Danilo Baltieri 08/05/2019 SAÚDE E BEM-ESTAR
Fentanila: 50 a 100 vezes mais potente que a morfina, dependência requer tratamento complexo
Fonte: imagem Pixabay
Qual a porcentagem de cura total de dependentes do Fentanila - Fentanyl?

Por Danilo Baltieri

Resposta: Fentanila (Fentanyl) consiste em um opioide sintético, de uso hospitalar na sua essência. Conforme consta das informações da ANVISA (Agência Nacional de Vigilância Sanitária), o uso da Fentanila resguarda as seguintes indicações:

a) para analgesia de curta duração durante o período anestésico (pré-medicação, indução e manutenção) ou quando necessário no período pós-operatório imediato (sala de recuperação);

b) para uso como componente analgésico da anestesia geral e suplemento da anestesia regional;

c) para administração conjunta com neuroléptico na pré-medicação, na indução e como componente de manutenção em anestesia geral e regional;

d) para uso como agente anestésico único com oxigênio em determinados pacientes de alto risco, como os submetidos a cirurgia cardíaca ou certos procedimentos neurológicos e ortopédicos difíceis;

e) para administração espinhal no controle da dor pós-operatória, operação cesariana ou outra cirurgia abdominal.

Automedicação em hipótese alguma  

Claramente, aos pacientes não é recomendada, sob quaisquer hipóteses ou pretextos, a autoadministração dessa medicação nas formas intravenosa, intramuscular ou por via espinhal.

Além destas formas de administração, a Fentanila existe no Brasil como adesivos transdérmicos (pach) cuja indicação médica se dá para o controle da dor crônica de difícil manejo, quando outras opções terapêuticas se mostraram ineficazes.
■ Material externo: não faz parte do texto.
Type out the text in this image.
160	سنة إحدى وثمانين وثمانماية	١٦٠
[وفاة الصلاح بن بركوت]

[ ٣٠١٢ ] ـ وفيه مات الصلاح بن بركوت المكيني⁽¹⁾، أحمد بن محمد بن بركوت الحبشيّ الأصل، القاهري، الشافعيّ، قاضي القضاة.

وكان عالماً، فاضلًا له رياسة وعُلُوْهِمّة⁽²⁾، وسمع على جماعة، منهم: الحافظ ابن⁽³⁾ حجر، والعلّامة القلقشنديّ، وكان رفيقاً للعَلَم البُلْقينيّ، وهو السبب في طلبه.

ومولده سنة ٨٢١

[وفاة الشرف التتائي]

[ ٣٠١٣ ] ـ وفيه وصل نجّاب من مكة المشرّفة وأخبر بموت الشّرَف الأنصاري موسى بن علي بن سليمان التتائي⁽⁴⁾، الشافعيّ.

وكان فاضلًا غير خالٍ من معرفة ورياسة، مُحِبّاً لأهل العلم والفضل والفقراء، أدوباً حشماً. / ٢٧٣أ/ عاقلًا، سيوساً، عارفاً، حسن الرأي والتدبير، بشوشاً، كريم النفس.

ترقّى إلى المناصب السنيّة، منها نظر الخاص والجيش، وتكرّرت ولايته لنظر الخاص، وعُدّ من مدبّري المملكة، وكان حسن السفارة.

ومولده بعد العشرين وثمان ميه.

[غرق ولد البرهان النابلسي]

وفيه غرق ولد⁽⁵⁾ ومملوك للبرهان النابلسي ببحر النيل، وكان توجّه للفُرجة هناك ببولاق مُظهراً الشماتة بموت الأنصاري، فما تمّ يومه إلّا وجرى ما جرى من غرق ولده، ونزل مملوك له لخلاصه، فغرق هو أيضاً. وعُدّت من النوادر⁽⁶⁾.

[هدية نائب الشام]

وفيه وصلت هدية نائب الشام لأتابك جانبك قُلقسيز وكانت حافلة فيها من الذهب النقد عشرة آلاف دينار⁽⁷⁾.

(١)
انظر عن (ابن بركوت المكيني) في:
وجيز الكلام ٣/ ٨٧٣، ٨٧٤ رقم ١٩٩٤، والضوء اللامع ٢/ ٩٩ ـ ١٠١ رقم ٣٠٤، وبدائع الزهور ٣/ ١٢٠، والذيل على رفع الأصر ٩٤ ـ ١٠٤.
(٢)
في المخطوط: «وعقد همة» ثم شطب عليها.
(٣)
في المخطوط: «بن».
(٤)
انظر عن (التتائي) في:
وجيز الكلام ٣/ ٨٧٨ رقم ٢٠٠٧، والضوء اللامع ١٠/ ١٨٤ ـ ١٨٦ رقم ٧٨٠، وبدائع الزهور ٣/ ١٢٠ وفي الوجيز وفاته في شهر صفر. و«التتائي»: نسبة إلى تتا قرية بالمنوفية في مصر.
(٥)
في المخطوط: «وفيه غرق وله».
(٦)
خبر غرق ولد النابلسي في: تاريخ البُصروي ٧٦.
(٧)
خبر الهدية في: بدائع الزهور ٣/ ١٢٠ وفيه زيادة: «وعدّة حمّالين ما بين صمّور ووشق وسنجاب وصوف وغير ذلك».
Nesta forma de administração, ou seja, através do patch, os pacientes fazem uso nas suas próprias residências, teoricamente sob rigorosa supervisão médica.

Em vários outros países, como Portugal e Suécia, a Fentanila pode ser administrada sob a forma de comprimidos sublinguais (Rapinyl®).
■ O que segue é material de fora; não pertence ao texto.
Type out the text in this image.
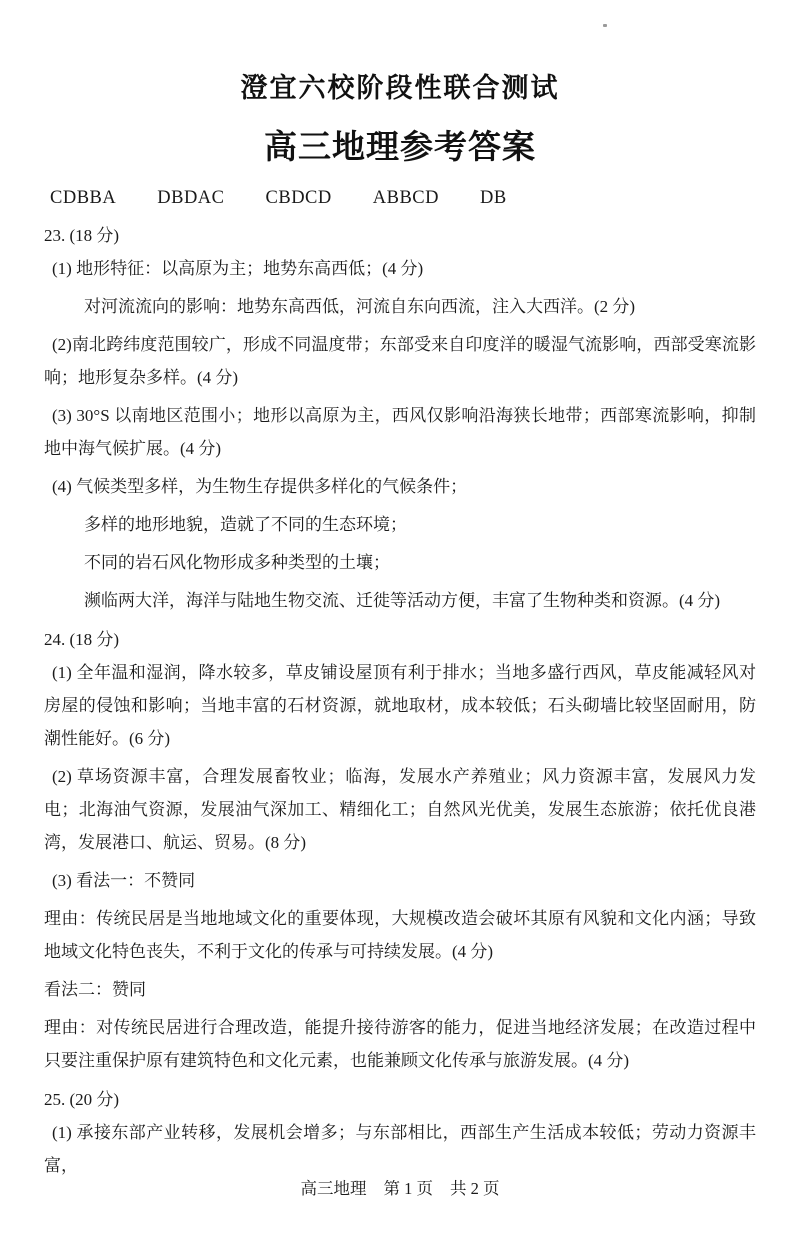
澄宜六校阶段性联合测试
高三地理参考答案
CDBBA DBDAC CBDCD ABBCD DB
23. (18 分)

(1) 地形特征：以高原为主；地势东高西低；(4 分)

对河流流向的影响：地势东高西低，河流自东向西流，注入大西洋。(2 分)

(2)南北跨纬度范围较广，形成不同温度带；东部受来自印度洋的暖湿气流影响，西部受寒流影响；地形复杂多样。(4 分)

(3) 30°S 以南地区范围小；地形以高原为主，西风仅影响沿海狭长地带；西部寒流影响，抑制地中海气候扩展。(4 分)

(4) 气候类型多样，为生物生存提供多样化的气候条件；

多样的地形地貌，造就了不同的生态环境；

不同的岩石风化物形成多种类型的土壤；

濒临两大洋，海洋与陆地生物交流、迁徙等活动方便，丰富了生物种类和资源。(4 分)

24. (18 分)

(1) 全年温和湿润，降水较多，草皮铺设屋顶有利于排水；当地多盛行西风，草皮能减轻风对房屋的侵蚀和影响；当地丰富的石材资源，就地取材，成本较低；石头砌墙比较坚固耐用，防潮性能好。(6 分)

(2) 草场资源丰富，合理发展畜牧业；临海，发展水产养殖业；风力资源丰富，发展风力发电；北海油气资源，发展油气深加工、精细化工；自然风光优美，发展生态旅游；依托优良港湾，发展港口、航运、贸易。(8 分)

(3) 看法一：不赞同

理由：传统民居是当地地域文化的重要体现，大规模改造会破坏其原有风貌和文化内涵；导致地域文化特色丧失，不利于文化的传承与可持续发展。(4 分)

看法二：赞同

理由：对传统民居进行合理改造，能提升接待游客的能力，促进当地经济发展；在改造过程中只要注重保护原有建筑特色和文化元素，也能兼顾文化传承与旅游发展。(4 分)

25. (20 分)

(1) 承接东部产业转移，发展机会增多；与东部相比，西部生产生活成本较低；劳动力资源丰富，

高三地理 第 1 页 共 2 页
Dadas as informações acima oferecidas, é muito possível que profissionais da saúde possam ter mais fácil acesso a esta medicação e que, infelizmente, devido a isso (mas não somente a isso) demonstram maior risco de abuso e dependência.

Mercado negro 

É importante ressaltar que a Fentanila pode também ser encontrada no mercado negro e comercializada sem qualquer regulamentação. Nos Estados Unidos da América, algumas referências indicam que a Fentanila ilícita tem sido proveniente principalmente da China, seguida do México e do Canadá. Traficantes utilizam diversas formas de acesso para ampla distribuição no país e, por vezes, misturam a Fentanila com outras substâncias, como cocaína, ecstasy, heroína e meta-anfetamina.

Opioide e opiáceo

O termo opioide é aplicado a qualquer substância, seja endógena, natural, semissintética ou sintética que apresenta, em graus variados, propriedades similares às da morfina. O termo opiáceo é, comumente, utilizado para se referir apenas aos opioides naturais e semissintéticos, sendo, portanto, um termo mais restrito.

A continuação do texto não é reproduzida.